What Blass is arguing—and what I think the Dobbs opinion clearly implies—is that Alito has collapsed those two tests into one test. A right will only be recognized as implicit in liberty if it is also recognized in tradition. It replaces liberty as a standard with tradition as a standard, as I have argued elsewhere.
Contrary to what David and Ilya are saying here, that would greatly constrict the Supreme Court’s future protection of unenumerated rights. No, I don’t think the Supreme Court is going to overturn other similar cases immediately. As they point out, Justice Alito explicitly forecloses a challenged to Lawrence v. Texas or Loving v. Virginia. But then again, the current opinion cites a ruling from 30 years ago, so precedents matter. And who knows what new case will arise that we don’t even know about yet, in which the justices will be called upon to protect a right that is clearly implicit in the concept of liberty but not sufficiently grounded in tradition?
We ended this podcast with David French saying that a ban an abortion expands rights by recognizing the right to life of the unborn.

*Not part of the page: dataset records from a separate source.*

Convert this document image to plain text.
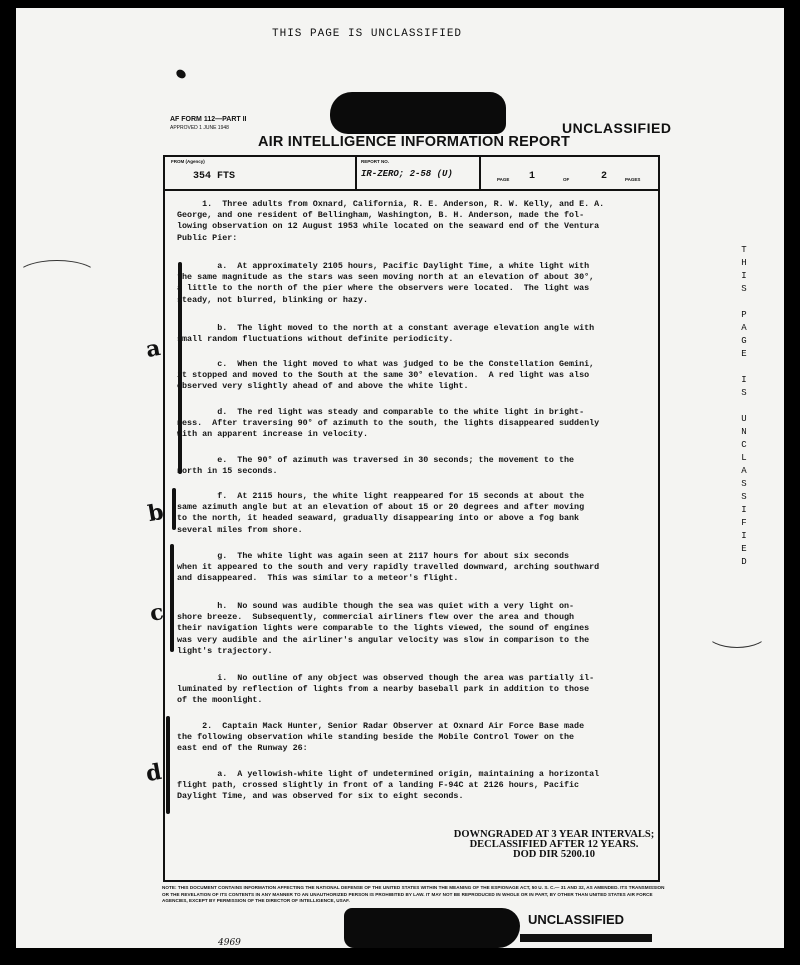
THIS PAGE IS UNCLASSIFIED
AF FORM 112—PART II
APPROVED 1 JUNE 1948
AIR INTELLIGENCE INFORMATION REPORT
UNCLASSIFIED
FROM (Agency)
354 FTS
REPORT NO.
IR-ZERO; 2-58 (U)
PAGE 1	OF	2	PAGES
1.  Three adults from Oxnard, California, R. E. Anderson, R. W. Kelly, and E. A.
George, and one resident of Bellingham, Washington, B. H. Anderson, made the fol-
lowing observation on 12 August 1953 while located on the seaward end of the Ventura
Public Pier:
a.  At approximately 2105 hours, Pacific Daylight Time, a white light with
the same magnitude as the stars was seen moving north at an elevation of about 30°,
a little to the north of the pier where the observers were located.  The light was
steady, not blurred, blinking or hazy.
b.  The light moved to the north at a constant average elevation angle with
small random fluctuations without definite periodicity.
c.  When the light moved to what was judged to be the Constellation Gemini,
it stopped and moved to the South at the same 30° elevation.  A red light was also
observed very slightly ahead of and above the white light.
d.  The red light was steady and comparable to the white light in bright-
ness.  After traversing 90° of azimuth to the south, the lights disappeared suddenly
with an apparent increase in velocity.
e.  The 90° of azimuth was traversed in 30 seconds; the movement to the
north in 15 seconds.
f.  At 2115 hours, the white light reappeared for 15 seconds at about the
same azimuth angle but at an elevation of about 15 or 20 degrees and after moving
to the north, it headed seaward, gradually disappearing into or above a fog bank
several miles from shore.
g.  The white light was again seen at 2117 hours for about six seconds
when it appeared to the south and very rapidly travelled downward, arching southward
and disappeared.  This was similar to a meteor's flight.
h.  No sound was audible though the sea was quiet with a very light on-
shore breeze.  Subsequently, commercial airliners flew over the area and though
their navigation lights were comparable to the lights viewed, the sound of engines
was very audible and the airliner's angular velocity was slow in comparison to the
light's trajectory.
i.  No outline of any object was observed though the area was partially il-
luminated by reflection of lights from a nearby baseball park in addition to those
of the moonlight.
2.  Captain Mack Hunter, Senior Radar Observer at Oxnard Air Force Base made
the following observation while standing beside the Mobile Control Tower on the
east end of the Runway 26:
a.  A yellowish-white light of undetermined origin, maintaining a horizontal
flight path, crossed slightly in front of a landing F-94C at 2126 hours, Pacific
Daylight Time, and was observed for six to eight seconds.
a
b
c
d
T
H
I
S

P
A
G
E

I
S

U
N
C
L
A
S
S
I
F
I
E
D
DOWNGRADED AT 3 YEAR INTERVALS;
DECLASSIFIED AFTER 12 YEARS.
DOD DIR 5200.10
NOTE: THIS DOCUMENT CONTAINS INFORMATION AFFECTING THE NATIONAL DEFENSE OF THE UNITED STATES WITHIN THE MEANING OF THE ESPIONAGE ACT, 50 U. S. C.— 31 AND 32, AS AMENDED. ITS TRANSMISSION OR THE REVELATION OF ITS CONTENTS IN ANY MANNER TO AN UNAUTHORIZED PERSON IS PROHIBITED BY LAW. IT MAY NOT BE REPRODUCED IN WHOLE OR IN PART, BY OTHER THAN UNITED STATES AIR FORCE AGENCIES, EXCEPT BY PERMISSION OF THE DIRECTOR OF INTELLIGENCE, USAF.
UNCLASSIFIED
4969
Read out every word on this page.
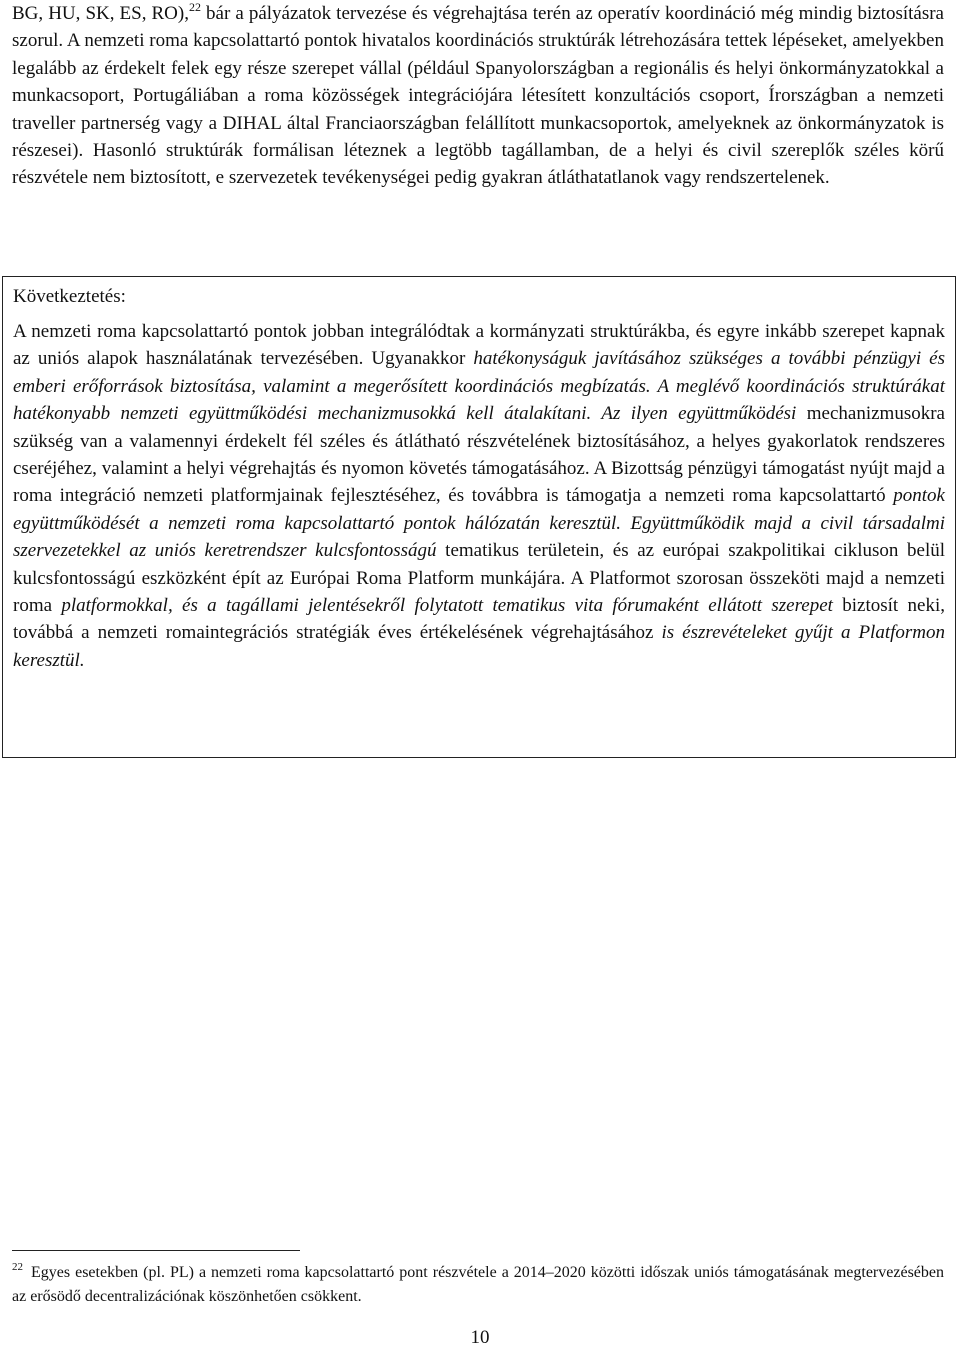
BG, HU, SK, ES, RO),$^{22}$ bár a pályázatok tervezése és végrehajtása terén az operatív koordináció még mindig biztosításra szorul. A nemzeti roma kapcsolattartó pontok hivatalos koordinációs struktúrák létrehozására tettek lépéseket, amelyekben legalább az érdekelt felek egy része szerepet vállal (például Spanyolországban a regionális és helyi önkormányzatokkal a munkacsoport, Portugáliában a roma közösségek integrációjára létesített konzultációs csoport, Írországban a nemzeti traveller partnerség vagy a DIHAL által Franciaországban felállított munkacsoportok, amelyeknek az önkormányzatok is részesei). Hasonló struktúrák formálisan léteznek a legtöbb tagállamban, de a helyi és civil szereplők széles körű részvétele nem biztosított, e szervezetek tevékenységei pedig gyakran átláthatatlanok vagy rendszertelenek.

Következtetés:

A nemzeti roma kapcsolattartó pontok jobban integrálódtak a kormányzati struktúrákba, és egyre inkább szerepet kapnak az uniós alapok használatának tervezésében. Ugyanakkor hatékonyságuk javításához szükséges a további pénzügyi és emberi erőforrások biztosítása, valamint a megerősített koordinációs megbízatás. A meglévő koordinációs struktúrákat hatékonyabb nemzeti együttműködési mechanizmusokká kell átalakítani. Az ilyen együttműködési mechanizmusokra szükség van a valamennyi érdekelt fél széles és átlátható részvételének biztosításához, a helyes gyakorlatok rendszeres cseréjéhez, valamint a helyi végrehajtás és nyomon követés támogatásához. A Bizottság pénzügyi támogatást nyújt majd a roma integráció nemzeti platformjainak fejlesztéséhez, és továbbra is támogatja a nemzeti roma kapcsolattartó pontok együttműködését a nemzeti roma kapcsolattartó pontok hálózatán keresztül. Együttműködik majd a civil társadalmi szervezetekkel az uniós keretrendszer kulcsfontosságú tematikus területein, és az európai szakpolitikai cikluson belül kulcsfontosságú eszközként épít az Európai Roma Platform munkájára. A Platformot szorosan összeköti majd a nemzeti roma platformokkal, és a tagállami jelentésekről folytatott tematikus vita fórumaként ellátott szerepet biztosít neki, továbbá a nemzeti romaintegrációs stratégiák éves értékelésének végrehajtásához is észrevételeket gyűjt a Platformon keresztül.

$^{22}$ Egyes esetekben (pl. PL) a nemzeti roma kapcsolattartó pont részvétele a 2014–2020 közötti időszak uniós támogatásának megtervezésében az erősödő decentralizációnak köszönhetően csökkent.

10
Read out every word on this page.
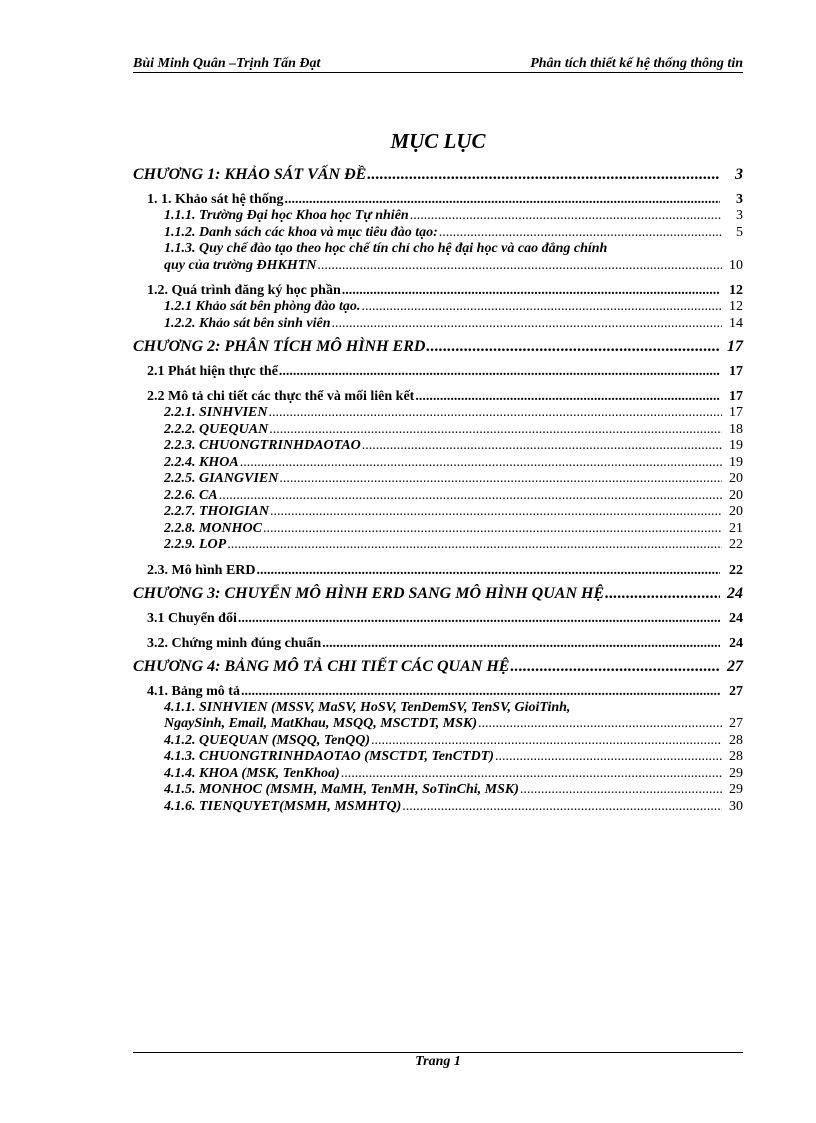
Bùi Minh Quân –Trịnh Tấn Đạt	Phân tích thiết kế hệ thống thông tin
MỤC LỤC
CHƯƠNG 1: KHẢO SÁT VẤN ĐỀ .....	3
1. 1. Khảo sát hệ thống .....	3
1.1.1. Trường Đại học Khoa học Tự nhiên .....	3
1.1.2. Danh sách các khoa và mục tiêu đào tạo: .....	5
1.1.3. Quy chế đào tạo theo học chế tín chỉ cho hệ đại học và cao đẳng chính
quy của trường ĐHKHTN .....	10
1.2. Quá trình đăng ký học phần .....	12
1.2.1 Khảo sát bên phòng đào tạo. .....	12
1.2.2. Khảo sát bên sinh viên .....	14
CHƯƠNG 2: PHÂN TÍCH MÔ HÌNH ERD .....	17
2.1 Phát hiện thực thể .....	17
2.2 Mô tả chi tiết các thực thể và mối liên kết .....	17
2.2.1. SINHVIEN .....	17
2.2.2. QUEQUAN .....	18
2.2.3. CHUONGTRINHDAOTAO .....	19
2.2.4. KHOA .....	19
2.2.5. GIANGVIEN .....	20
2.2.6. CA .....	20
2.2.7. THOIGIAN .....	20
2.2.8. MONHOC .....	21
2.2.9. LOP .....	22
2.3. Mô hình ERD .....	22
CHƯƠNG 3: CHUYỂN MÔ HÌNH ERD SANG MÔ HÌNH QUAN HỆ .....	24
3.1 Chuyển đổi .....	24
3.2. Chứng minh đúng chuẩn .....	24
CHƯƠNG 4: BẢNG MÔ TẢ CHI TIẾT CÁC QUAN HỆ .....	27
4.1. Bảng mô tả .....	27
4.1.1. SINHVIEN (MSSV, MaSV, HoSV, TenDemSV, TenSV, GioiTinh,
NgaySinh, Email, MatKhau, MSQQ, MSCTDT, MSK) .....	27
4.1.2. QUEQUAN (MSQQ, TenQQ) .....	28
4.1.3. CHUONGTRINHDAOTAO (MSCTDT, TenCTDT) .....	28
4.1.4. KHOA (MSK, TenKhoa) .....	29
4.1.5. MONHOC (MSMH, MaMH, TenMH, SoTinChi, MSK) .....	29
4.1.6. TIENQUYET(MSMH, MSMHTQ) .....	30
Trang 1
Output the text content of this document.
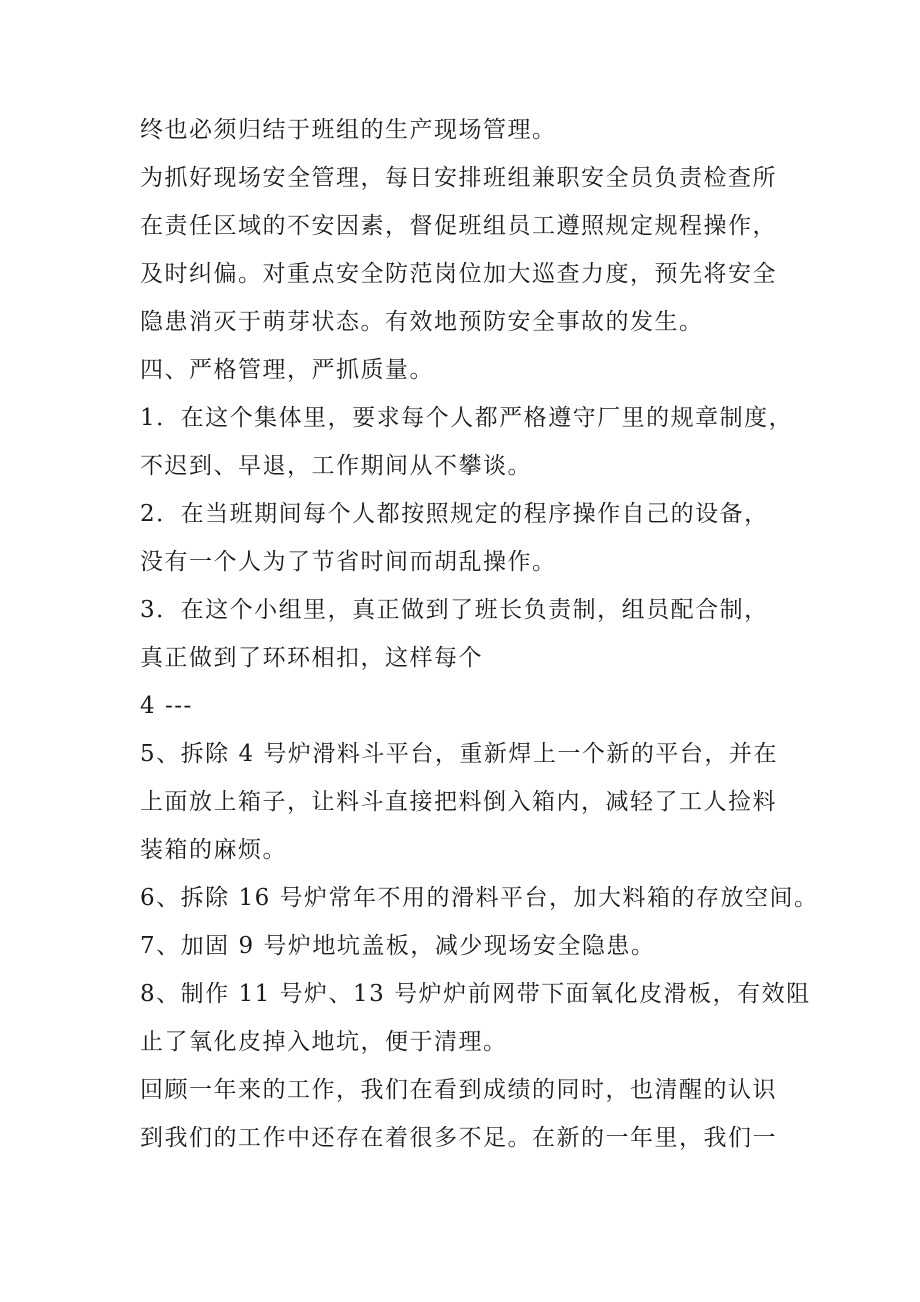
终也必须归结于班组的生产现场管理。
为抓好现场安全管理，每日安排班组兼职安全员负责检查所
在责任区域的不安因素，督促班组员工遵照规定规程操作，
及时纠偏。对重点安全防范岗位加大巡查力度，预先将安全
隐患消灭于萌芽状态。有效地预防安全事故的发生。
四、严格管理，严抓质量。
1．在这个集体里，要求每个人都严格遵守厂里的规章制度，
不迟到、早退，工作期间从不攀谈。
2．在当班期间每个人都按照规定的程序操作自己的设备，
没有一个人为了节省时间而胡乱操作。
3．在这个小组里，真正做到了班长负责制，组员配合制，
真正做到了环环相扣，这样每个
4 ---
5、拆除 4 号炉滑料斗平台，重新焊上一个新的平台，并在
上面放上箱子，让料斗直接把料倒入箱内，减轻了工人捡料
装箱的麻烦。
6、拆除 16 号炉常年不用的滑料平台，加大料箱的存放空间。
7、加固 9 号炉地坑盖板，减少现场安全隐患。
8、制作 11 号炉、13 号炉炉前网带下面氧化皮滑板，有效阻
止了氧化皮掉入地坑，便于清理。
回顾一年来的工作，我们在看到成绩的同时，也清醒的认识
到我们的工作中还存在着很多不足。在新的一年里，我们一
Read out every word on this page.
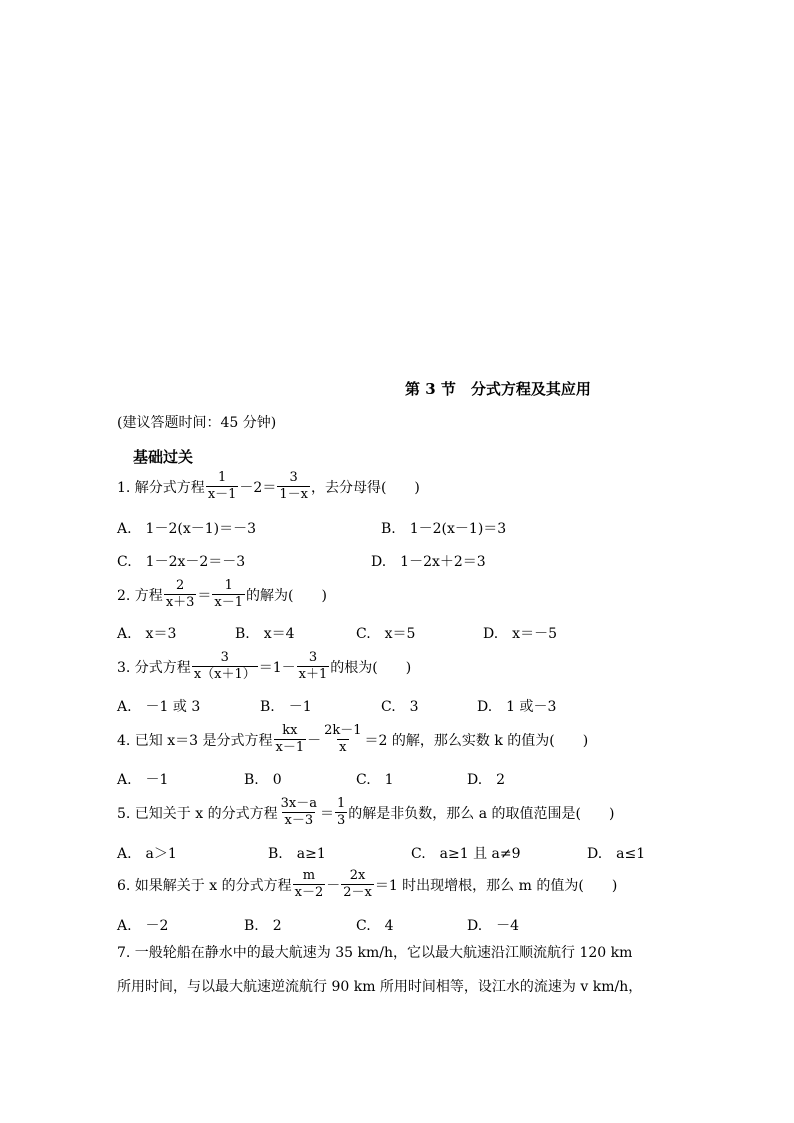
第 3 节　分式方程及其应用
(建议答题时间：45 分钟)
基础过关
1. 解分式方程 $\frac{1}{x-1} -2= \frac{3}{1-x}$ ，去分母得(　　)
A.　1－2(x－1)＝－3	B.　1－2(x－1)＝3
C.　1－2x－2＝－3	D.　1－2x＋2＝3
2. 方程 $\frac{2}{x+3} = \frac{1}{x-1}$ 的解为(　　)
A.　x＝3	B.　x＝4	C.　x＝5	D.　x＝－5
3. 分式方程 $\frac{3}{x(x+1)} =1- \frac{3}{x+1}$ 的根为(　　)
A.　－1 或 3	B.　－1	C.　3	D.　1 或－3
4. 已知 x＝3 是分式方程 $\frac{kx}{x-1} - \frac{2k-1}{x} =2$ 的解，那么实数 k 的值为(　　)
A.　－1	B.　0	C.　1	D.　2
5. 已知关于 x 的分式方程 $\frac{3x-a}{x-3} = \frac{1}{3}$ 的解是非负数，那么 a 的取值范围是(　　)
A.　a＞1	B.　a≥1	C.　a≥1 且 a≠9	D.　a≤1
6. 如果解关于 x 的分式方程 $\frac{m}{x-2} - \frac{2x}{2-x} =1$ 时出现增根，那么 m 的值为(　　)
A.　－2	B.　2	C.　4	D.　－4
7. 一般轮船在静水中的最大航速为 35 km/h，它以最大航速沿江顺流航行 120 km
所用时间，与以最大航速逆流航行 90 km 所用时间相等，设江水的流速为 v km/h，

But this implies an affirmation that a fetus at the very earliest stages of pregnancy is a separate being with rights. Ilya Shapiro thinks this is a question that can’t be answered by the courts and therefore should be left to the states. But I think for precisely the reason David raises, it has to be answered by the courts.
That just goes to show the kind of tough question that the Constitution’s protection of unenumerated rights requires us to face.